As for the VA Medical Inspector's visit, we anxiously await the results of his team's review of the care provided to our veterans. I initially requested the review by the Office of the Medical Inspector and have ensured that the Hudson Valley Medical Centers provided their full cooperation in this important analysis. I can tell you that we are not waiting for the final report to make changes to further ensure the quality of care. Mr. Michael Sabo who is the new permanent Director of the VA Hudson Valley Health Care System has experience in operating a large two-division hospital. He brings that expertise to the Hudson Valley and following up on the excellent work done by Ms. Maryanne Musumeci, he is putting in place new mechanisms for patient /family communication and communication with our veterans leaders.
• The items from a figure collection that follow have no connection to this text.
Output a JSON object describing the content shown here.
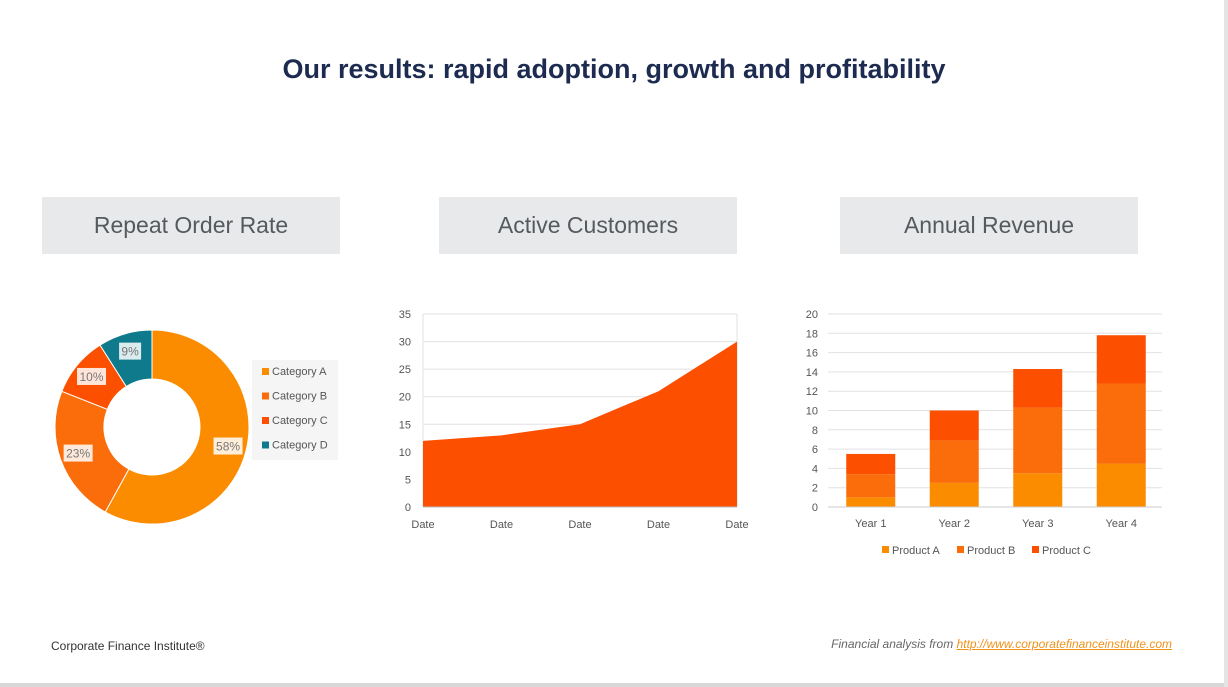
{
  "title": "Our results: rapid adoption, growth and profitability",
  "panels": {
    "donut_title": "Repeat Order Rate",
    "area_title": "Active Customers",
    "bar_title": "Annual Revenue"
  },
  "footer": {
    "brand": "Corporate Finance Institute®",
    "source_prefix": "Financial analysis from ",
    "source_link": "http://www.corporatefinanceinstitute.com"
  },
  "chart_data": [
    {
      "type": "pie",
      "variant": "donut",
      "title": "Repeat Order Rate",
      "categories": [
        "Category A",
        "Category B",
        "Category C",
        "Category D"
      ],
      "values": [
        58,
        23,
        10,
        9
      ],
      "data_labels": [
        "58%",
        "23%",
        "10%",
        "9%"
      ],
      "colors": [
        "#fb8c00",
        "#fa6d0a",
        "#fc4f00",
        "#0e7a8c"
      ],
      "legend": "right"
    },
    {
      "type": "area",
      "title": "Active Customers",
      "x": [
        "Date",
        "Date",
        "Date",
        "Date",
        "Date"
      ],
      "values": [
        12,
        13,
        15,
        21,
        30
      ],
      "ylim": [
        0,
        35
      ],
      "yticks": [
        0,
        5,
        10,
        15,
        20,
        25,
        30,
        35
      ],
      "color": "#fc4f00",
      "grid": true
    },
    {
      "type": "bar",
      "stacked": true,
      "title": "Annual Revenue",
      "categories": [
        "Year 1",
        "Year 2",
        "Year 3",
        "Year 4"
      ],
      "series": [
        {
          "name": "Product A",
          "values": [
            1,
            2.5,
            3.5,
            4.5
          ],
          "color": "#fb8c00"
        },
        {
          "name": "Product B",
          "values": [
            2.4,
            4.4,
            6.8,
            8.3
          ],
          "color": "#fa6d0a"
        },
        {
          "name": "Product C",
          "values": [
            2.1,
            3.1,
            4,
            5
          ],
          "color": "#fc4f00"
        }
      ],
      "ylim": [
        0,
        20
      ],
      "yticks": [
        0,
        2,
        4,
        6,
        8,
        10,
        12,
        14,
        16,
        18,
        20
      ],
      "legend": "bottom",
      "grid": true
    }
  ]
}
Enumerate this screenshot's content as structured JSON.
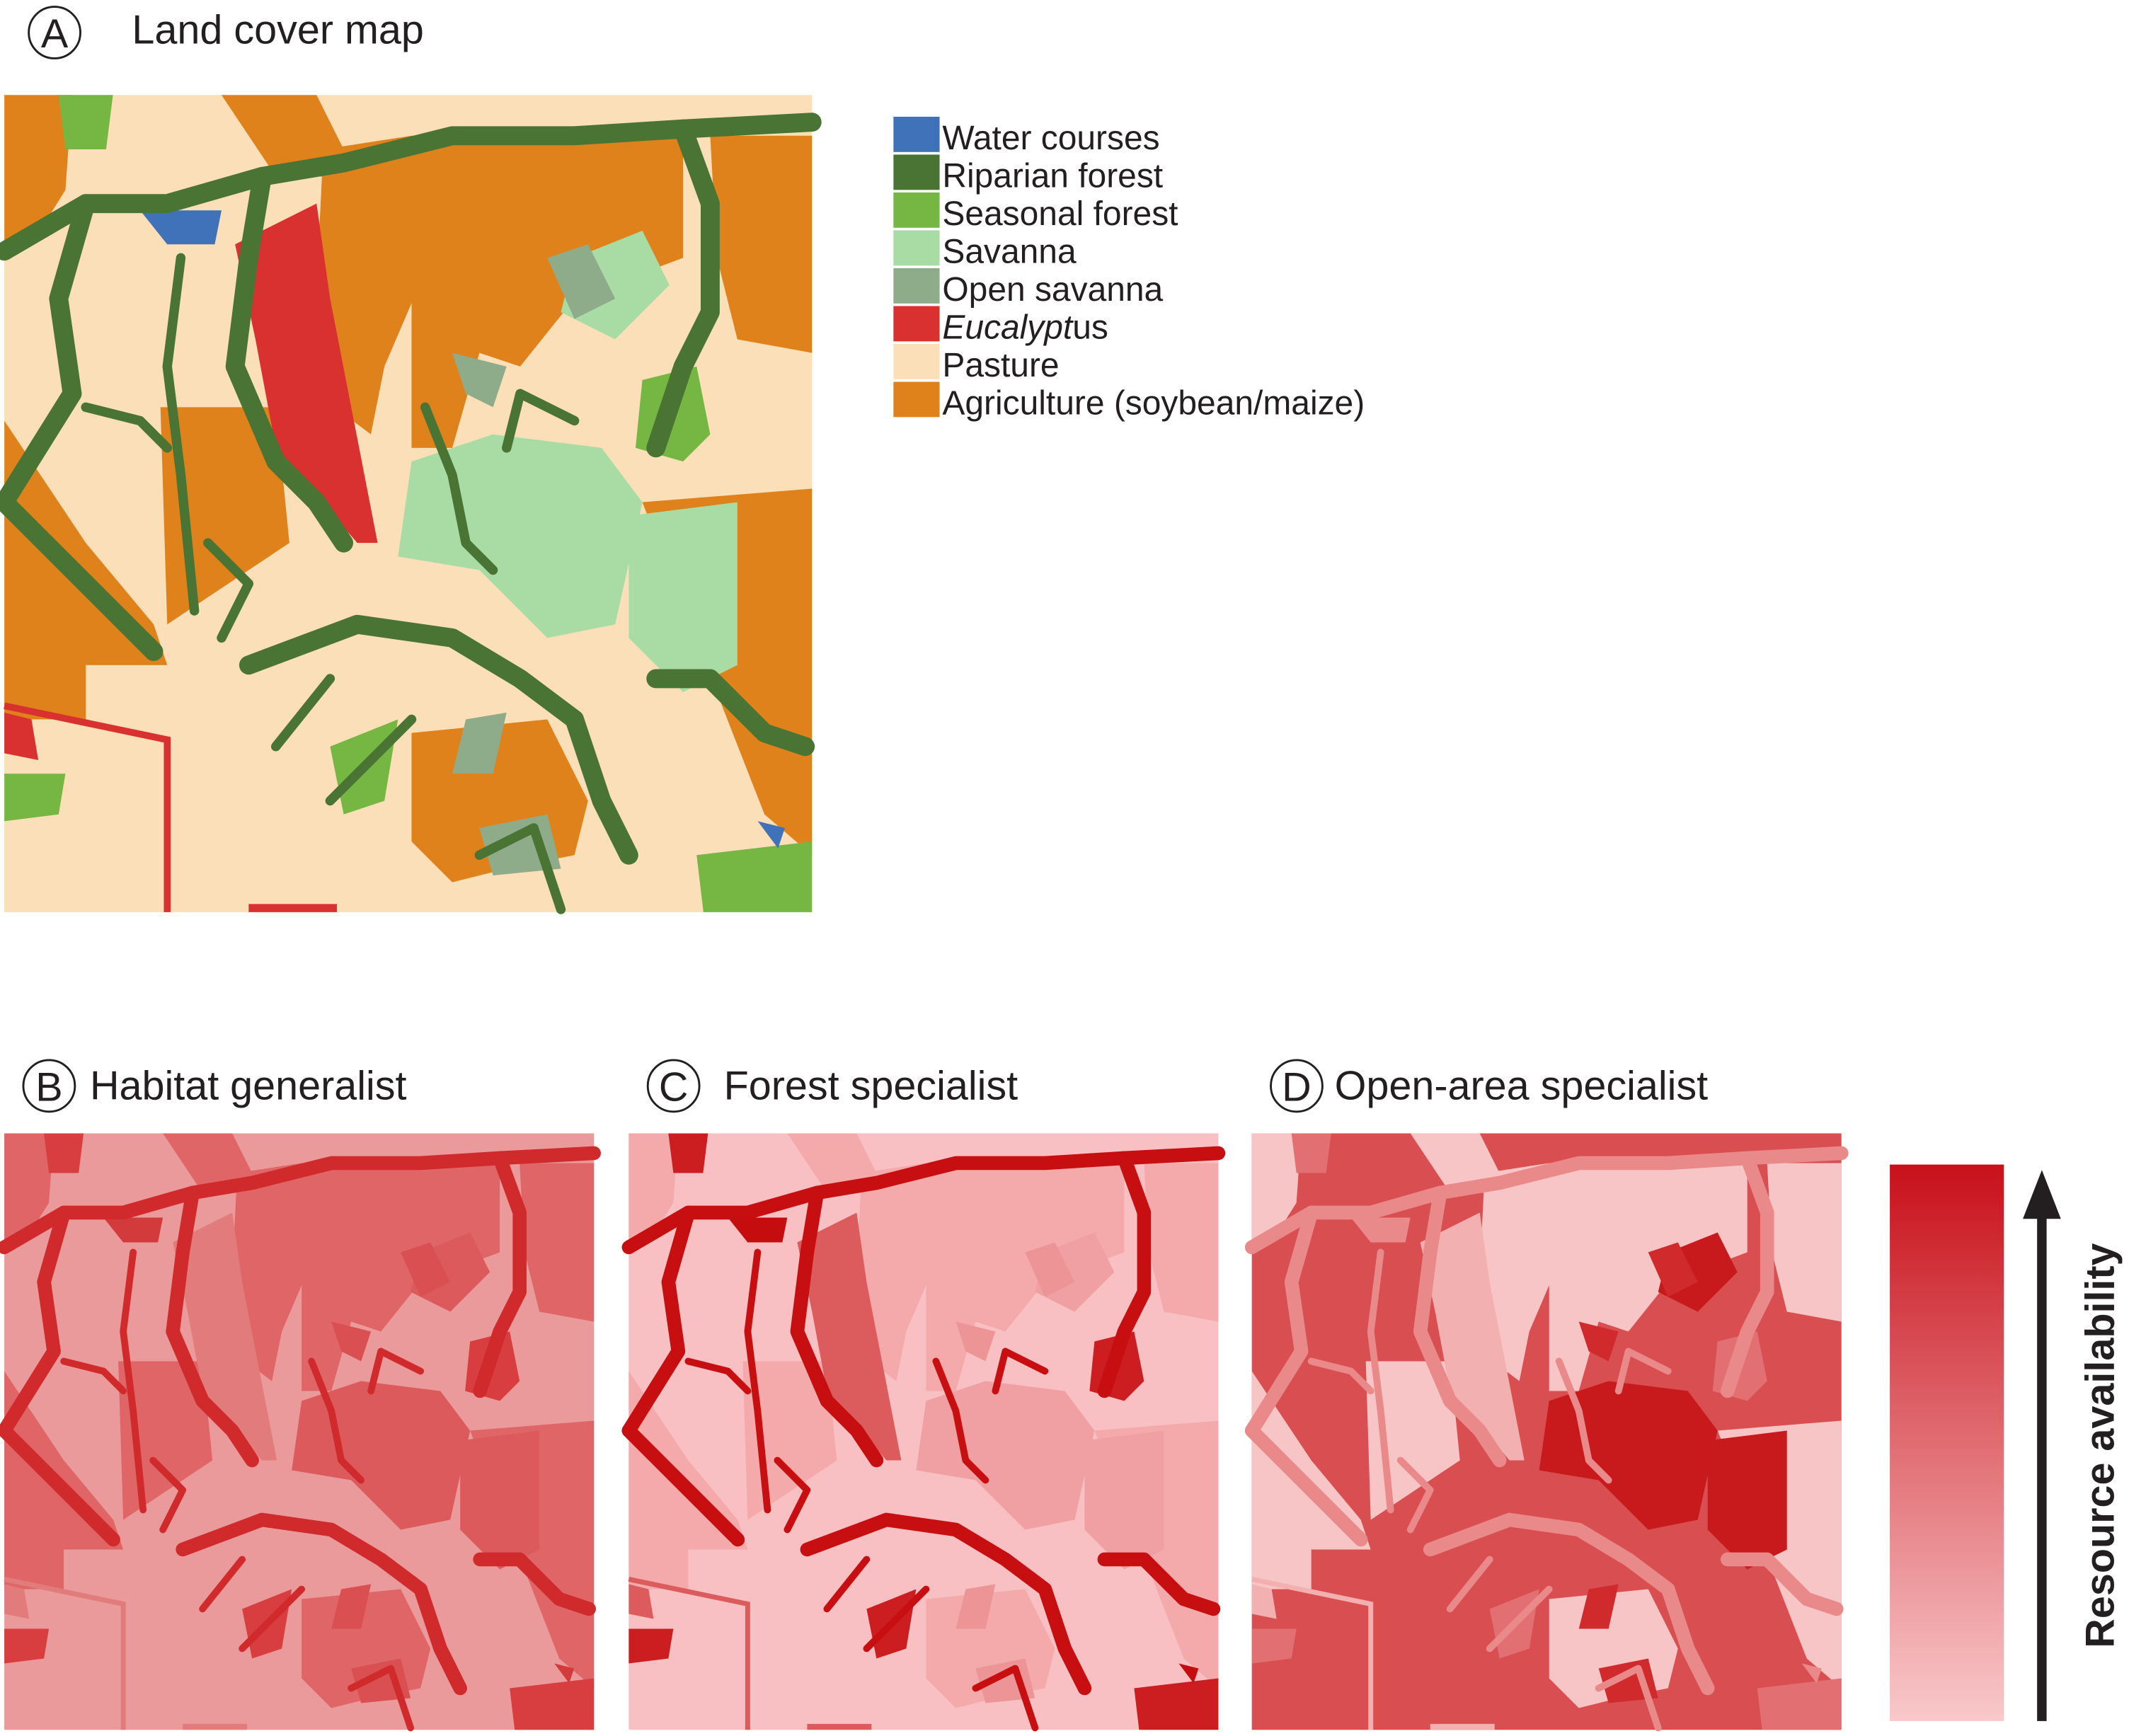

His primary goal is to ensure and maintain high quality, accessible care for our veteran patients.

Finally, in addition to serving over 3,500 brand new veteran users, we have also improved access and services to veterans in the entire Hudson Valley region. We have opened a new outpatient clinic in Rockland County and have just received approval for a clinic in Yonkers. We have also expanded services in White Plains and have clinics currently in process for Kingston and Monticello. It is my desire to open a number of new clinics in all corners of the Hudson Valley to better serve our veterans. Veterans who use these clinics are overwhelmingly satisfied with the services that are provided. A new mobile health van is also operating exclusively in the Hudson Valley to reach out to areas that have been underserved by VA and to pockets of veterans in socioeconomically disadvantaged areas, as well as direct outreach to homeless veterans in our more urban locations.

I want to thank you for the opportunity to share my thoughts with you today. Please rest assured that our first priority is compassionate, high quality care for our nation's veterans; anything less than that is unacceptable to me and to the dedicated employees of the VA Hudson Valley Health Care System.

I will gladly attempt to answer any questions you may have.